AG: Rule could force rural nursing homes to shut down
AUSTIN — Texas Attorney General Ken Paxton sued the Biden Administration to stop a new Centers for Medicare and Medicaid Services (“CMS”) final rule that could cause rural nursing homes to shut down, forcing elderly citizens out of care.
Contrary to law, the new rule purports to dictate changes to nursing home staffing requirements, forcing Texas institutions overnight to hire more than 10,000 personnel with highly specific qualifications— more personnel than are currently available in the labor market within the State and specific service areas.
Facilities in particularly challenging areas such as rural locations are at risk of shutting down due to the well-known national shortage of qualified personnel in the industry with an outsized effect on certain regions.
The lawsuit alleges that the rule clearly violates the Major Questions Doctrine that forbids government agencies, run by unelected bureaucrats, from passing regulations on significant topics that are more appropriately handled by Congress.
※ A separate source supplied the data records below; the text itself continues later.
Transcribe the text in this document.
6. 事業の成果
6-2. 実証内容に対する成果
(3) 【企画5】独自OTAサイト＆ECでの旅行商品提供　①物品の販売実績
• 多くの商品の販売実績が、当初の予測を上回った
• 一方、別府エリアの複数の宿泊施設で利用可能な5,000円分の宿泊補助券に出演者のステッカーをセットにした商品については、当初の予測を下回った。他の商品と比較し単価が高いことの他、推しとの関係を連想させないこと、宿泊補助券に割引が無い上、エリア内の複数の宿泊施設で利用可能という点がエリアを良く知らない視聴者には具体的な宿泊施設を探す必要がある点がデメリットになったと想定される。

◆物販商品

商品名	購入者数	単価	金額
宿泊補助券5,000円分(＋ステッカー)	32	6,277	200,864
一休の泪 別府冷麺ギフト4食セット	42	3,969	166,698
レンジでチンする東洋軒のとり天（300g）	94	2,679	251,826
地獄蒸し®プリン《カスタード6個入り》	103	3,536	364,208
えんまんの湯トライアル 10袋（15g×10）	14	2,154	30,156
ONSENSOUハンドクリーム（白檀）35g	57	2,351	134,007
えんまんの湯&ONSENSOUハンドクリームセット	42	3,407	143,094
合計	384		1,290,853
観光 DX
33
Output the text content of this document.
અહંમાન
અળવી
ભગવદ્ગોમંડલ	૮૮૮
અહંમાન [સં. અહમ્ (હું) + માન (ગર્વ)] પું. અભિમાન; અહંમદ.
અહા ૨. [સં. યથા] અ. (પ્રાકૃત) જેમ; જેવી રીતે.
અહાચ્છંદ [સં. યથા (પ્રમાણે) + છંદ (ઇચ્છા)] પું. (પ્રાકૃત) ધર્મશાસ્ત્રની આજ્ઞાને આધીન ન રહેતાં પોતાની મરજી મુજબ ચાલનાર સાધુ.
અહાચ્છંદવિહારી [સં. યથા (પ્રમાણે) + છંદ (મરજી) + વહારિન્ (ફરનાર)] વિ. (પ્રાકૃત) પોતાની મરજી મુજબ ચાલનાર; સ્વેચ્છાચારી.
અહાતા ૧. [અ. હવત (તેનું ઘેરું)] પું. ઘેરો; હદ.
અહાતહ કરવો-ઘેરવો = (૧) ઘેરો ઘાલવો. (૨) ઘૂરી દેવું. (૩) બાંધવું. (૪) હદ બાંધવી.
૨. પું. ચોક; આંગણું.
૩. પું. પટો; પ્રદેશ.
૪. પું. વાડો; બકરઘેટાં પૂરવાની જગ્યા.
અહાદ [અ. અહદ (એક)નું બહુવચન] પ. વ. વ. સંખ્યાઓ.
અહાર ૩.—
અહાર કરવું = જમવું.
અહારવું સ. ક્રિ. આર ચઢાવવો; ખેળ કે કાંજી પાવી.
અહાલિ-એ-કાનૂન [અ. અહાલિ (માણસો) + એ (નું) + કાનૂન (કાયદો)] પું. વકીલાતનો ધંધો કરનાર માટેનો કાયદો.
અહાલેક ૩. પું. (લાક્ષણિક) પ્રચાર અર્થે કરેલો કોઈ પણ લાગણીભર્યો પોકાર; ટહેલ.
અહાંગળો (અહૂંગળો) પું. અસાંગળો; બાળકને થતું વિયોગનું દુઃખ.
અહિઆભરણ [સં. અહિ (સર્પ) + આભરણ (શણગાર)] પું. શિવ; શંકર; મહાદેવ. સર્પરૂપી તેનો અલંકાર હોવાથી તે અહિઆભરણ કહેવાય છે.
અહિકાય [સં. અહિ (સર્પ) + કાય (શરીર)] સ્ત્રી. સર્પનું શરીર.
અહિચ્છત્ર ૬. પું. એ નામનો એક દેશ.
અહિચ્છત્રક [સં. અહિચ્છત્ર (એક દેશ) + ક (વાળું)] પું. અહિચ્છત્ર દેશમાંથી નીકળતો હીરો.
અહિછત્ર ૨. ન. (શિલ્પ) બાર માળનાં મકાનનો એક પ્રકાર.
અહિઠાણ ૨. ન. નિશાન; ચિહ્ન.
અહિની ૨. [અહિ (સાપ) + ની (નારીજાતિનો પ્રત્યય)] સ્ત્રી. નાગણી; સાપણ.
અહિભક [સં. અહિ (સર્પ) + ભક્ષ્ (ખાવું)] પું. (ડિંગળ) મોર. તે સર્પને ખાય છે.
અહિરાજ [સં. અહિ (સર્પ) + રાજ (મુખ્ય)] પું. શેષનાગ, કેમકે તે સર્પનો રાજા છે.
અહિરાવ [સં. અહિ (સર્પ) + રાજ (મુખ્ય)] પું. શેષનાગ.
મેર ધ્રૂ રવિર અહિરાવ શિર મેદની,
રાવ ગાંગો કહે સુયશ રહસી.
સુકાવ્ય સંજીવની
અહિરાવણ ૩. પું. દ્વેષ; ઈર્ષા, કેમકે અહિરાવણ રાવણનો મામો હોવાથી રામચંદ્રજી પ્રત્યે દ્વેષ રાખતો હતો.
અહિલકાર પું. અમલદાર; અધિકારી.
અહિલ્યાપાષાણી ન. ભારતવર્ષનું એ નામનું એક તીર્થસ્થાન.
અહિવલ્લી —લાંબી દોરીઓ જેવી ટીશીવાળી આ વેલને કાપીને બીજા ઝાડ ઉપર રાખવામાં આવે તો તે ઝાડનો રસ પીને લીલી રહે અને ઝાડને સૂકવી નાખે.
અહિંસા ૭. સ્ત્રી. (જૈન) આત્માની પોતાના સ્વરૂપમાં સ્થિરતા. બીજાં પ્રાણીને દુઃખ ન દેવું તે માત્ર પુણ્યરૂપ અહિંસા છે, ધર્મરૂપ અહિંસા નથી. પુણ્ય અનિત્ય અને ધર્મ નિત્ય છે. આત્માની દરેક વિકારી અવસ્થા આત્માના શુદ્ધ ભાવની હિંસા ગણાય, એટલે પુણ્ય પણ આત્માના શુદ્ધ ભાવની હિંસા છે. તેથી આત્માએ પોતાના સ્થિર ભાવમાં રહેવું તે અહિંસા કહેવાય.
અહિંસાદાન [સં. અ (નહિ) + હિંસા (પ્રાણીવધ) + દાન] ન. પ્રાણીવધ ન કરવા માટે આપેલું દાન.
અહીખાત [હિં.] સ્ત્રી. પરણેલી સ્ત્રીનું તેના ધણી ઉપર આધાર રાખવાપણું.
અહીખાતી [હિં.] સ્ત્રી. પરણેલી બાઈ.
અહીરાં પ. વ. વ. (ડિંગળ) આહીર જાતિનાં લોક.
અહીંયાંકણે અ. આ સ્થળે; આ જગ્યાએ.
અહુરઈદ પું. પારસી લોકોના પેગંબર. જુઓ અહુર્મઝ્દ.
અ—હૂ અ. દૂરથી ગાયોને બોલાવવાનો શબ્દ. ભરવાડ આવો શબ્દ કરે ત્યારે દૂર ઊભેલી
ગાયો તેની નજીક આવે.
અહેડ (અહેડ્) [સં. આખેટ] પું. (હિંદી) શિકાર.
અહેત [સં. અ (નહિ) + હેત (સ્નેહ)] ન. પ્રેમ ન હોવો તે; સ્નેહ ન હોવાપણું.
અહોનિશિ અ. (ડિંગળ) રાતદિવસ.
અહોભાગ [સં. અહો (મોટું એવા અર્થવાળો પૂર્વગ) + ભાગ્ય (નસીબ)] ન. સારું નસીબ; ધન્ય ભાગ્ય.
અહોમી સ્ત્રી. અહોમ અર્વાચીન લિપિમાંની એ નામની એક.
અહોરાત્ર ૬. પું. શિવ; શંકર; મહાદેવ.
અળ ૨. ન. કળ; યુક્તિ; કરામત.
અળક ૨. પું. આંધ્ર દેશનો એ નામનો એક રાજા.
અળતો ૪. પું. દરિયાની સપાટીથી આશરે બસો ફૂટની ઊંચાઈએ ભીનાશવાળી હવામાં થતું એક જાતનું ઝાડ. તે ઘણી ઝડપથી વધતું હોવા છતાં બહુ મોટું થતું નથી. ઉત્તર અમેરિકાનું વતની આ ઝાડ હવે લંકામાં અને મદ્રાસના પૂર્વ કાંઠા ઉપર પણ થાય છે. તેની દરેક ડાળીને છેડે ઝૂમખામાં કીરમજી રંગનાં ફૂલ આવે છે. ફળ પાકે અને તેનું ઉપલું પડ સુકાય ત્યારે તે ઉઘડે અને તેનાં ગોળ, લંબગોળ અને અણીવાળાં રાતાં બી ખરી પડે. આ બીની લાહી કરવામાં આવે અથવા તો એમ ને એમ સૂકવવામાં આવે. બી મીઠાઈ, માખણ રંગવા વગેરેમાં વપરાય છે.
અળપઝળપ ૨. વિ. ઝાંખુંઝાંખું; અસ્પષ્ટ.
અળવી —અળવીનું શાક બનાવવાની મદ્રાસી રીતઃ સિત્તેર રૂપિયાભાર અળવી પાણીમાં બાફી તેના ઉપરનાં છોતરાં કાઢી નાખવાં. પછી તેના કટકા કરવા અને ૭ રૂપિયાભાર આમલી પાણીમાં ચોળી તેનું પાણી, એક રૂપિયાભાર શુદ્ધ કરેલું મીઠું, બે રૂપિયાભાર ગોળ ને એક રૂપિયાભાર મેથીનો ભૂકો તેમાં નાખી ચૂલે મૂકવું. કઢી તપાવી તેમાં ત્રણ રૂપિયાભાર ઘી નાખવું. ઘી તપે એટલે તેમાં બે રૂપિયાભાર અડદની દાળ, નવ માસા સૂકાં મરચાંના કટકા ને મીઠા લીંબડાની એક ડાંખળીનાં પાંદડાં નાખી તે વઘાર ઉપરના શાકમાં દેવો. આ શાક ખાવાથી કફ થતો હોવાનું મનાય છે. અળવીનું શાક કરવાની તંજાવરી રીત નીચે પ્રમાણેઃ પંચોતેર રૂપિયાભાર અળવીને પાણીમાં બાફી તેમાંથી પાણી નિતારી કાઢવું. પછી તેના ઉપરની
Congress has repeatedly refused to change nursing home staffing requirements.
Further, the CMS regulation is arbitrary and capricious, violating the Administrative Procedure Act. Attorney General Paxton asked the court to vacate the rule and enjoin the Biden Administration from enforcing it.
“This power grab by Biden’s health bureaucrats could put much-needed care facilities out of business in some of the most underserved areas of our state,” said Attorney General Paxton. “We are taking the federal government to court over this rule that could worsen rural care shortages by shutting down facilities due to new hiring quotas that are impossible to fill.”